Some believers in the Lord Jesus Christ treat God’s Word, the Bible, that way. They never set aside time to open God’s Word, read it, study it, and then meditate on what it says.

When problems suddenly arise in their lives, these dear ones have nothing to turn to for help. Their unfamiliarity with the instruction God has given means they will often continue to sail further into troubled waters.

They might say, “Hey! I listen to the sermon or homily when I go to church. I hear the Scriptures when someone reads them aloud.”

The Apostle James offers suitable commentary on this particular defense when he writes in James 1:22-25:

Do not merely listen to the word, and so deceive yourselves. Do what it says.

Anyone who listens to the word but does not do what it says is like someone who looks at his face in a mirror and, after looking at himself, goes away and immediately forgets what he looks like.

But whoever looks intently into the perfect law that gives freedom, and continues in it—not forgetting what they have heard, but doing it—they will be blessed in what they do.

Let’s consciously immerse ourselves in God’s Word this day and allow the instruction it contains to chart the course of our days. The Holy Spirit longs to make God’s Word come alive in our hearts and minds and lives.


Copyright © 2014 by Dean K. Wilson. All Rights Reserved.


Monday, December 1, 2014

Chosen Ones


[Photo of children with their teacher]

“You did not choose me, but I chose you…”
—John 15:16a

“Pick me! Pick me! Please! Pick me!”

Every person would prefer to be chosen. Children line up hoping they will be chosen early when teams form to play a game.

Some children bristle with an inner confidence knowing they will be among the first ones chosen. Others look down sheepishly, recognizing that they will likely be chosen last or nearly last.

As one who was always in the latter category, I can assure you it’s no fun to always be the last one to hear your name called. But, at least most of the time, I was eventually and reluctantly chosen.

With a great sense of relief, I can confidently share with you that when it comes to the Team of “Christ-ones,” however, there’s no first or last in the choosing. Scripture tells us that before the foundation of the earth God chose those who would belong to Him. (see Ephesians 1:4)

And, that choosing has a purpose. Notice what Jesus says to His disciples in John 15:16:

“You did not choose me, but I chose you and appointed you so that you might go and bear fruit—fruit that will last—and so that whatever you ask in my name the Father will give you.”

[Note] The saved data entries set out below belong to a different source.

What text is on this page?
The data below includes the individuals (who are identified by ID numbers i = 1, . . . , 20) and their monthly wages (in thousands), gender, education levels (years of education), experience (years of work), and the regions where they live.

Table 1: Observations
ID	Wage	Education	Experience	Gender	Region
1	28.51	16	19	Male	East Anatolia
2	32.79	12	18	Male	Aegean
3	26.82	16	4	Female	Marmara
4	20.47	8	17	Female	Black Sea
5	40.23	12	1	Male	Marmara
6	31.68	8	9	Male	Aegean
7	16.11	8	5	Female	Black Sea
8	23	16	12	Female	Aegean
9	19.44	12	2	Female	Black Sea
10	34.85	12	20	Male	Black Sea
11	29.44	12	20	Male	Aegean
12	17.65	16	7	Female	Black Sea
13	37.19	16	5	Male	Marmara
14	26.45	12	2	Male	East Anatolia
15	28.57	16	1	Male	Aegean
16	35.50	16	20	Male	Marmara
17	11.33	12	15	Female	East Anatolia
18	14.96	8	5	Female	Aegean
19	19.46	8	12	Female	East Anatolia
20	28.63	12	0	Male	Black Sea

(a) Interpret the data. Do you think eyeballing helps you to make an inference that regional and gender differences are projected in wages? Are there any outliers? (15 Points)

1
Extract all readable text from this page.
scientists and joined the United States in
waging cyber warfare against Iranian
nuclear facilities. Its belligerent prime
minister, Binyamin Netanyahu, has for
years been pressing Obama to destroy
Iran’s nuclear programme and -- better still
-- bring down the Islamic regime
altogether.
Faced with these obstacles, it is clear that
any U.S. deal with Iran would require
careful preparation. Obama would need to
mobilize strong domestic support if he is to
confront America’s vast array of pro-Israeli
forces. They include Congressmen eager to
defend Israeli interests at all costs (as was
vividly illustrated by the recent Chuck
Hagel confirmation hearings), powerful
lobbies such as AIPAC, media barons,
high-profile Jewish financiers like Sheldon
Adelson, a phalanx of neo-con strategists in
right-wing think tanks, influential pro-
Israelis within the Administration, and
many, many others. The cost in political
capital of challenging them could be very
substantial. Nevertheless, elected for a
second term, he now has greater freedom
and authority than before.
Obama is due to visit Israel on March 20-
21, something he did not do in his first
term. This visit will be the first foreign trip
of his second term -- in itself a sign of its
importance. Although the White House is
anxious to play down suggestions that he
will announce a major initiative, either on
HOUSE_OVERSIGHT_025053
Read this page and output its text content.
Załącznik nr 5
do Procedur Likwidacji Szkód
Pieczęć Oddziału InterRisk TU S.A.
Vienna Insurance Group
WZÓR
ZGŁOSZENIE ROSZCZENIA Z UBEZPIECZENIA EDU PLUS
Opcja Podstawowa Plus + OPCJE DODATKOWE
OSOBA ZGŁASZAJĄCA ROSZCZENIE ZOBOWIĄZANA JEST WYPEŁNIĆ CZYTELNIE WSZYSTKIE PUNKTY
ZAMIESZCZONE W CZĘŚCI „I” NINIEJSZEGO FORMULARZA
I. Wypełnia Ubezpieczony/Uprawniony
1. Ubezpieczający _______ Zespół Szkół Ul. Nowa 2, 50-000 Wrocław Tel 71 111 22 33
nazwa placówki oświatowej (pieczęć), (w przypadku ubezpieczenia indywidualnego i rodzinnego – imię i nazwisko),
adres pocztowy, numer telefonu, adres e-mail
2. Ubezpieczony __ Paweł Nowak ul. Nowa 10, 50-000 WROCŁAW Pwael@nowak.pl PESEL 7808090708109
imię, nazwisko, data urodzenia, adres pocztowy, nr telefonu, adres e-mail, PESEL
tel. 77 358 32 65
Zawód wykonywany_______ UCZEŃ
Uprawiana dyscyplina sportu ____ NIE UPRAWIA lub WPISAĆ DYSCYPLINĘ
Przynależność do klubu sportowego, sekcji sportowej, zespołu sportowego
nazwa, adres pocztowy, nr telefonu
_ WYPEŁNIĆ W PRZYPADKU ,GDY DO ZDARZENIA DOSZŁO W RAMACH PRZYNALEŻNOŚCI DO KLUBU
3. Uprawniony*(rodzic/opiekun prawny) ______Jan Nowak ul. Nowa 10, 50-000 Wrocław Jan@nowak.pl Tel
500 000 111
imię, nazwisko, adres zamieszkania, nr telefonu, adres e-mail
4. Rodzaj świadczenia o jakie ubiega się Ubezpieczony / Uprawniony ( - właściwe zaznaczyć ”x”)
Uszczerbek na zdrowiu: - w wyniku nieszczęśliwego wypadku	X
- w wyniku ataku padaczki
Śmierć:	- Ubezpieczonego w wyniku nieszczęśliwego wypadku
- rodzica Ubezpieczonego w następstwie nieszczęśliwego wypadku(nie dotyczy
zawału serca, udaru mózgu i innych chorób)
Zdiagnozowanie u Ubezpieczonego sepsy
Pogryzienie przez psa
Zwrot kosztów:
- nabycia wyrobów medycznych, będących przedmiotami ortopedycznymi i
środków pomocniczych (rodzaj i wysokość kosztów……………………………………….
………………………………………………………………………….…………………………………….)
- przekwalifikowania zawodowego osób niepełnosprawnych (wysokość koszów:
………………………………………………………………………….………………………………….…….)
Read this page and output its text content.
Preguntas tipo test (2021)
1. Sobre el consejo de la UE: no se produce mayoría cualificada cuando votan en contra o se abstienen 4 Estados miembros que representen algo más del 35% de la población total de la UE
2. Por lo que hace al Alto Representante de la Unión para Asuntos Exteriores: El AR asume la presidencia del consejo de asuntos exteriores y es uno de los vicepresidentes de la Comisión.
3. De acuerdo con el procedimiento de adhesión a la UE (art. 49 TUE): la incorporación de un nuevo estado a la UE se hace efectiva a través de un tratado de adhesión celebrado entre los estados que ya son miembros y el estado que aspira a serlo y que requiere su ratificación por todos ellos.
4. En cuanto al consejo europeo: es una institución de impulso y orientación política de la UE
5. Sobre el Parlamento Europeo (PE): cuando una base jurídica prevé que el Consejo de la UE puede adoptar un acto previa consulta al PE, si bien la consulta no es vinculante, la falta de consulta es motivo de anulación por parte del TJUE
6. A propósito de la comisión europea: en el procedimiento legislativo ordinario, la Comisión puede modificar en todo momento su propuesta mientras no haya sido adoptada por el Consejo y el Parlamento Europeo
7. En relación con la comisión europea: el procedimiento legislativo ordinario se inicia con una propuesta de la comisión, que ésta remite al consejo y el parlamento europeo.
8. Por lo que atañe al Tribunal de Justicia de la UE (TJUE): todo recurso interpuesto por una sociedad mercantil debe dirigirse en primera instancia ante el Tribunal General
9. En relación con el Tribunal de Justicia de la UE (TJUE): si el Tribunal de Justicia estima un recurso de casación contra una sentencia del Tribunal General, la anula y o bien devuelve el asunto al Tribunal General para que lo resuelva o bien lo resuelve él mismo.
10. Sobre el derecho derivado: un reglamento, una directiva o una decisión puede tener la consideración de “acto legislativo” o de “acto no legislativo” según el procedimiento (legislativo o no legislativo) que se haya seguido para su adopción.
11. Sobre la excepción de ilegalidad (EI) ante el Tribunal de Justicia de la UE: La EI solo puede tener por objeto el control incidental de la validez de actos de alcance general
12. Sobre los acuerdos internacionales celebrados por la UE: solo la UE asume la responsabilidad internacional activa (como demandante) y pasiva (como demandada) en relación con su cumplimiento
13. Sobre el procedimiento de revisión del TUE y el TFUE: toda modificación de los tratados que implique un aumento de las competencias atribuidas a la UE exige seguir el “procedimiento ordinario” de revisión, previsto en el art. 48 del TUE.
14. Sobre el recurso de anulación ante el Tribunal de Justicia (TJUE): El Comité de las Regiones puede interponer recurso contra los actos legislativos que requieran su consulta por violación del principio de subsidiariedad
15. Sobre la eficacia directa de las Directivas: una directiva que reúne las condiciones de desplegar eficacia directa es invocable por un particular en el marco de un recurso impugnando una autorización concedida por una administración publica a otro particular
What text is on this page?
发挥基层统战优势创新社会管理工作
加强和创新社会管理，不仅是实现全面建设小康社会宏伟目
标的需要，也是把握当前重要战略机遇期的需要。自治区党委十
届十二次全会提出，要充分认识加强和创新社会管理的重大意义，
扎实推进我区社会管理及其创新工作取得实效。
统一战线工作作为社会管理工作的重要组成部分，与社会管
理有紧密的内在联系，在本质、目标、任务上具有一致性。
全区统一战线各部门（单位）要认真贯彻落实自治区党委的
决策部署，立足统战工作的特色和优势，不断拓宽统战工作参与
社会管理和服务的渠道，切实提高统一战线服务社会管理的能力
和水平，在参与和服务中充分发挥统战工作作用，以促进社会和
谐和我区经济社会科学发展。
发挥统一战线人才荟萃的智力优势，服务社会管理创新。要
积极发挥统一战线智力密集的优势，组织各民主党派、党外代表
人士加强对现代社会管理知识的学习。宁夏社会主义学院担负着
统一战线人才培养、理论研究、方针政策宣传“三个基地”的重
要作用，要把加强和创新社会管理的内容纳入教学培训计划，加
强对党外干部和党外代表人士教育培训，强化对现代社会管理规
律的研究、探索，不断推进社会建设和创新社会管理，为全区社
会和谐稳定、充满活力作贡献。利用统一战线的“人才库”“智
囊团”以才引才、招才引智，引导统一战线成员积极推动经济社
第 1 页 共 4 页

As you consider your role as a citizen of Christ’s Kingdom, start by rejoicing that He has chosen you and, by the convicting power of the Holy Spirit, He has drawn you irresistibly to Himself. Then, obediently seek to more and more become a “fruit bearer.”

After all Jesus has done for us, it should bring us great joy to serve His purpose in and through us. Let’s invite the Holy Spirit to enable our obedience to our Lord.